On Wednesday night, I was at home working on another Bleacher Report story for Thursday. I heard the news that Frank Mir had agreed to move to Strikeforce to face Daniel Cormier, and while talking to Mir's manager Malki Kawa about the move, I sent one of Cormier's best friends a text message with the news.
The friend is a fellow named Daniel Rubenstein, and I've mentioned him in this space before. He was, like Cormier, a collegiate wrestler and is as knowledgeable as they come on the subject of international wrestling. He'd just gotten off the phone with Cormier 10 minutes before receiving my text, and Cormier knew nothing of his next fight.
Cormier had been under the impression he would be facing Tim Sylvia on September 29 for several weeks. He'd heard rumors circulating the past few days that Zuffa was looking to bring in a different opponent on a different date, but he wasn't going to change his training camp up until he knew for sure, so he was at American Kickboxing Academy training for the fight when Rubenstein relayed him the news.
When Cormier called me an hour later, you could hear the good news in his voice.
"I was excited, man.
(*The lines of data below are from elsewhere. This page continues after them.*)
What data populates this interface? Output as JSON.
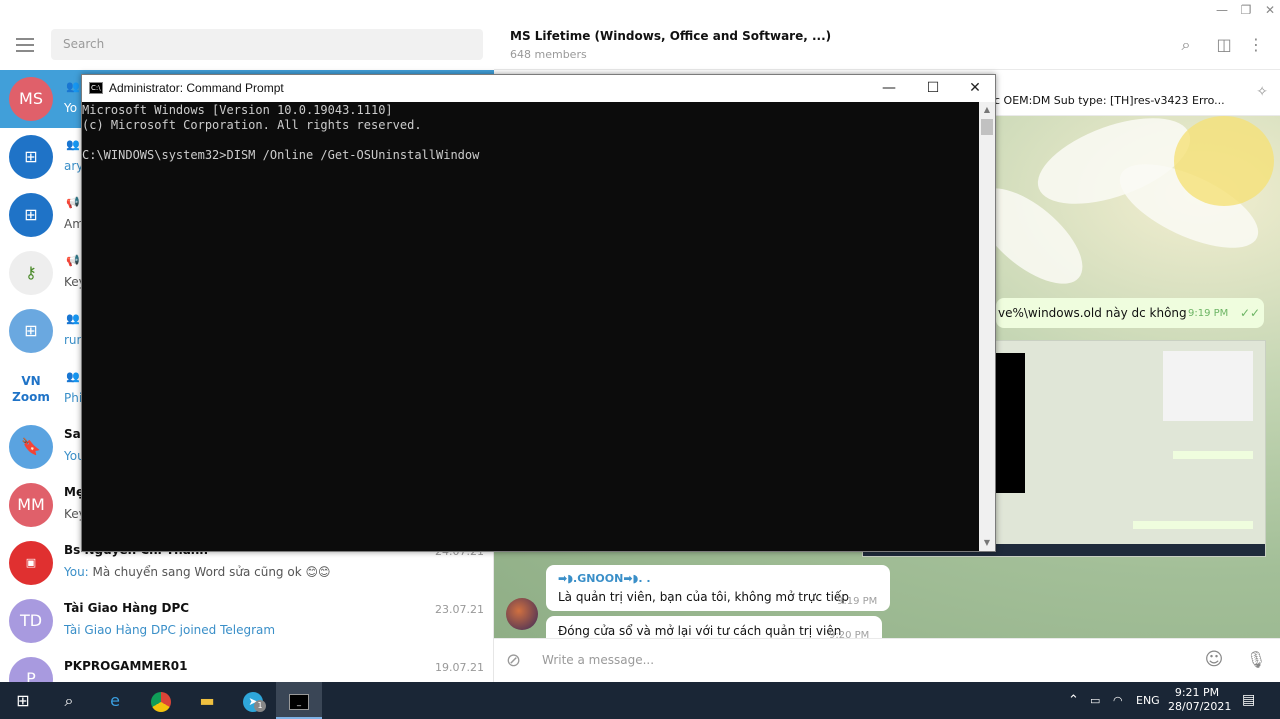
{
  "sidebar": {
    "search_placeholder": "Search",
    "chats": [
      {
        "avatar": "MS",
        "avatar_color": "#e0606a",
        "type_icon": "group-icon",
        "name": "",
        "date": "",
        "msg_prefix": "",
        "msg": "Yo"
      },
      {
        "avatar": "",
        "avatar_color": "#1f73c7",
        "type_icon": "group-icon",
        "name": "",
        "date": "",
        "msg_prefix": "",
        "msg": "ary"
      },
      {
        "avatar": "",
        "avatar_color": "#1f73c7",
        "type_icon": "megaphone-icon",
        "name": "",
        "date": "",
        "msg_prefix": "",
        "msg": "Am"
      },
      {
        "avatar": "",
        "avatar_color": "#eeeeee",
        "type_icon": "megaphone-icon",
        "name": "",
        "date": "",
        "msg_prefix": "",
        "msg": "Key"
      },
      {
        "avatar": "",
        "avatar_color": "#6aa8e0",
        "type_icon": "group-icon",
        "name": "",
        "date": "",
        "msg_prefix": "",
        "msg": "run"
      },
      {
        "avatar": "VN Zoom",
        "avatar_color": "#ffffff",
        "type_icon": "group-icon",
        "name": "",
        "date": "",
        "msg_prefix": "",
        "msg": "Phi"
      },
      {
        "avatar": "",
        "avatar_color": "#5aa3e0",
        "type_icon": "",
        "name": "Sav",
        "date": "",
        "msg_prefix": "",
        "msg": "You"
      },
      {
        "avatar": "MM",
        "avatar_color": "#e0606a",
        "type_icon": "",
        "name": "Mẹ",
        "date": "",
        "msg_prefix": "",
        "msg": "Key"
      },
      {
        "avatar": "",
        "avatar_color": "#e03030",
        "type_icon": "",
        "name": "Bs Nguyễn Chí Thành",
        "date": "24.07.21",
        "msg_prefix": "You:",
        "msg": " Mà chuyển sang Word sửa cũng ok 😊😊"
      },
      {
        "avatar": "TD",
        "avatar_color": "#a89adf",
        "type_icon": "",
        "name": "Tài Giao Hàng DPC",
        "date": "23.07.21",
        "msg_prefix": "",
        "msg": "Tài Giao Hàng DPC joined Telegram"
      },
      {
        "avatar": "P",
        "avatar_color": "#a89adf",
        "type_icon": "",
        "name": "PKPROGAMMER01",
        "date": "19.07.21",
        "msg_prefix": "",
        "msg": ""
      }
    ]
  },
  "group": {
    "title": "MS Lifetime (Windows, Office and Software, ...)",
    "members": "648 members",
    "pinned_text": "c OEM:DM Sub type: [TH]res-v3423 Erro..."
  },
  "messages": {
    "own_fragment": "ve%\\windows.old  này dc không",
    "own_time": "9:19 PM",
    "sender": "➡◗.GNOON➡◗. .",
    "msg1": "Là quản trị viên, bạn của tôi, không mở trực tiếp",
    "msg1_time": "9:19 PM",
    "msg2": "Đóng cửa sổ và mở lại với tư cách quản trị viên",
    "msg2_time": "9:20 PM"
  },
  "composer": {
    "placeholder": "Write a message..."
  },
  "cmd": {
    "title": "Administrator: Command Prompt",
    "lines": [
      "Microsoft Windows [Version 10.0.19043.1110]",
      "(c) Microsoft Corporation. All rights reserved.",
      "",
      "C:\\WINDOWS\\system32>DISM /Online /Get-OSUninstallWindow"
    ]
  },
  "taskbar": {
    "lang": "ENG",
    "time": "9:21 PM",
    "date": "28/07/2021",
    "telegram_badge": "1"
  }
}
I couldn't have imagined getting such a huge-name guy and fighting a guy that just fought for the UFC championship only a few months ago," Cormier told Bleacher Report in an exclusive interview. "I didn't know what to do with myself. I was dropping my cell phone."
One can hardly blame Cormier for being excited. Finding out that you're going from Sylvia to Mir is almost like winning the lottery, or whatever the lottery amounts to for a guy stuck in Strikeforce for one more fight.
"Not to disrespect Tim Sylvia, but he hasn't really been fighting at the top of the sport for the last few years. He's been fighting wherever he can. I think the last top-level guy he fought was Fedor, and he got beat really quick," Cormier said. "So it's exciting to fight a guy that's been fighting at the top of the sport for his whole career, a guy who just fought for the title and was coming off three or four straight wins in the UFC before that. It's a great fight."
The fight, on paper at least, is a dubious one for Mir. He's never had great success with high-level wrestlers, and to say that Cormier is a high-level wrestler would be the understatement of the year. He's a former Olympian, after all, and is likely—and this is without hyperbole—the very best wrestler in the entire sport.
"That's going to be my biggest strength over everybody that I fight. I think that's a no-brainer, and it's my biggest advantage in almost every fight I have," Cormier said. "Also, there are a couple more advantages. I think speed. I think conditioning. Some of those areas that I haven't really shown a weakness in, and he's shown a weakness in at times."
Cormier is a very happy man. He gets to cap off his Strikeforce career against a big-name opponent and then insert himself directly into the mix in the UFC.
"I think it is. Frank is a guy who has been a champion twice. His name rings a bell. It's synonymous with the UFC. So UFC fans will actually come over to watch Frank fight, and he'll get a lot of eyes on me," Cormier said. "And regardless of the outcome, more people will see me and know me as I move into the UFC than before I fought Frank, or if I'd faced someone else in my last Strikeforce fight."